One example of many: you will suddenly have many people attempt to involve you
in real estate deals with high-above-market returns and no risk. This
successfully transfers hundreds of millions a year from people who happen to
have money (including those who might not ping HN's radar as rich -- retirees
are at particular risk) to a combination of scammers and, well, real estate
speculators who just happened to misunderestimate their chance of failure.

Some friends/social acquaintances of mine can relate a number of not-very-fun
experiences here, none of which involve consummated victimization but at least
a few of which require costly ongoing defensive efforts.

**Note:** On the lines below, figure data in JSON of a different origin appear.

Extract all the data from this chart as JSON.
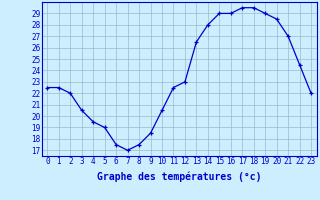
{
  "hours": [
    0,
    1,
    2,
    3,
    4,
    5,
    6,
    7,
    8,
    9,
    10,
    11,
    12,
    13,
    14,
    15,
    16,
    17,
    18,
    19,
    20,
    21,
    22,
    23
  ],
  "temperatures": [
    22.5,
    22.5,
    22.0,
    20.5,
    19.5,
    19.0,
    17.5,
    17.0,
    17.5,
    18.5,
    20.5,
    22.5,
    23.0,
    26.5,
    28.0,
    29.0,
    29.0,
    29.5,
    29.5,
    29.0,
    28.5,
    27.0,
    24.5,
    22.0
  ],
  "ylabel_values": [
    17,
    18,
    19,
    20,
    21,
    22,
    23,
    24,
    25,
    26,
    27,
    28,
    29
  ],
  "xlabel_label": "Graphe des températures (°c)",
  "ylim": [
    16.5,
    30.0
  ],
  "xlim": [
    -0.5,
    23.5
  ],
  "line_color": "#0000cc",
  "bg_color": "#cceeff",
  "grid_color": "#99bbcc",
  "axis_label_color": "#0000cc",
  "tick_label_color": "#0000cc",
  "tick_fontsize": 5.5,
  "xlabel_fontsize": 7.0
}
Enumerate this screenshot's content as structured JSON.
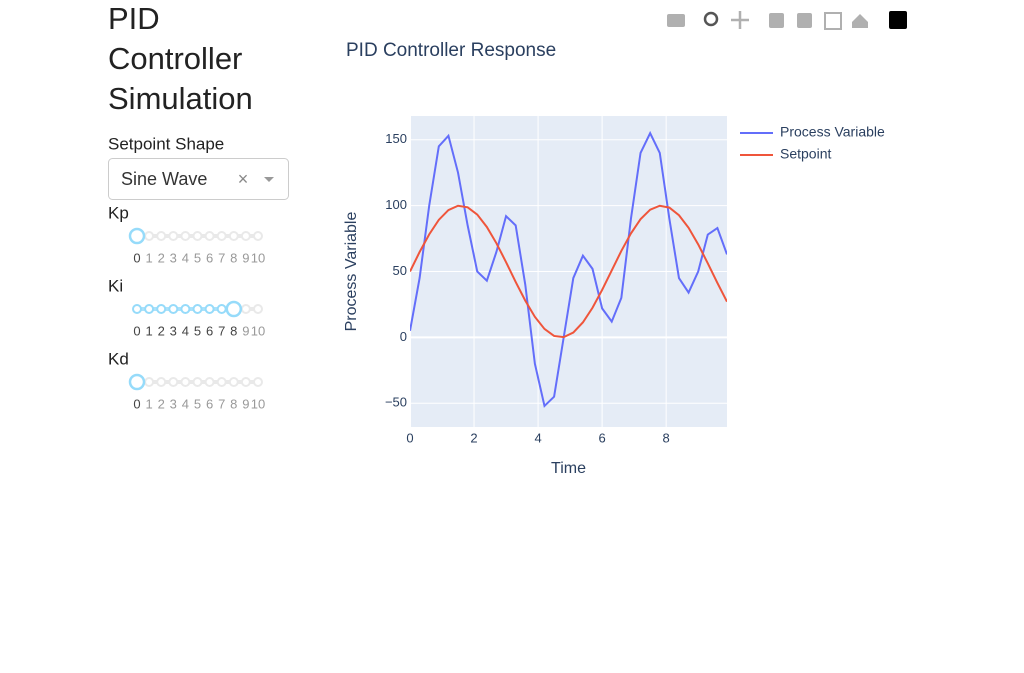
{
  "app": {
    "title": [
      "PID",
      "Controller",
      "Simulation"
    ],
    "dropdown_label": "Setpoint Shape",
    "dropdown_value": "Sine Wave",
    "sliders": [
      {
        "label": "Kp",
        "value": 0,
        "marks": [
          0,
          1,
          2,
          3,
          4,
          5,
          6,
          7,
          8,
          9,
          10
        ]
      },
      {
        "label": "Ki",
        "value": 8,
        "marks": [
          0,
          1,
          2,
          3,
          4,
          5,
          6,
          7,
          8,
          9,
          10
        ]
      },
      {
        "label": "Kd",
        "value": 0,
        "marks": [
          0,
          1,
          2,
          3,
          4,
          5,
          6,
          7,
          8,
          9,
          10
        ]
      }
    ]
  },
  "chart_data": {
    "type": "line",
    "title": "PID Controller Response",
    "x_label": "Time",
    "y_label": "Process Variable",
    "x": [
      0,
      0.3,
      0.6,
      0.9,
      1.2,
      1.5,
      1.8,
      2.1,
      2.4,
      2.7,
      3.0,
      3.3,
      3.6,
      3.9,
      4.2,
      4.5,
      4.8,
      5.1,
      5.4,
      5.7,
      6.0,
      6.3,
      6.6,
      6.9,
      7.2,
      7.5,
      7.8,
      8.1,
      8.4,
      8.7,
      9.0,
      9.3,
      9.6,
      9.9
    ],
    "series": [
      {
        "name": "Process Variable",
        "color": "#636efa",
        "values": [
          5,
          45,
          100,
          145,
          153,
          125,
          85,
          50,
          43,
          65,
          92,
          85,
          40,
          -20,
          -52,
          -45,
          0,
          45,
          62,
          52,
          22,
          12,
          30,
          90,
          140,
          155,
          140,
          90,
          45,
          34,
          50,
          78,
          83,
          63
        ]
      },
      {
        "name": "Setpoint",
        "color": "#ef553b",
        "values": [
          50,
          64.8,
          78.2,
          89.2,
          96.6,
          99.9,
          98.7,
          93.2,
          83.8,
          71.4,
          57.1,
          42.1,
          27.9,
          15.6,
          6.4,
          1.1,
          0.2,
          3.7,
          11.4,
          22.5,
          36.0,
          50.8,
          65.6,
          78.9,
          89.7,
          96.9,
          99.9,
          98.5,
          92.7,
          83.2,
          70.6,
          56.2,
          41.3,
          27.1
        ]
      }
    ],
    "xlim": [
      0,
      9.9
    ],
    "ylim": [
      -68,
      168
    ],
    "xticks": [
      0,
      2,
      4,
      6,
      8
    ],
    "yticks": [
      {
        "value": -50,
        "label": "−50"
      },
      0,
      50,
      100,
      150
    ],
    "grid": true
  }
}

[+] Edit: I looked it up, and contrary to my expectations the nationwide
incidence of kidnapping-for-ransom is a non-zero number (on the order of two
dozen a year nationwide). My prior expectation was, literally, zero.

------
Mz
Presumably so. But I suspect a bigger problem is "I've got dozens of friends
and the fun never ends -- that is as long as I'm buying." This is probably a
huge root cause of classism. They don't want to be around people with less
than them because everyone puts the pinch on them. Think about: with 7 billion
people on the planet, a billionaire cannot even give a dollar to everyone on
the planet before he is broke. I don't care how rich you are, there are limits
to how much you can give. There is no limit to how much other people can try
to demand.

------
codeonfire
Of course. That's why all billionaires have to spend lots of money for 24x7
personal security. Some people look at super yachts and private jets and think
it's about decadence, but some of it is about not having your location known
to most of the world for long periods of time.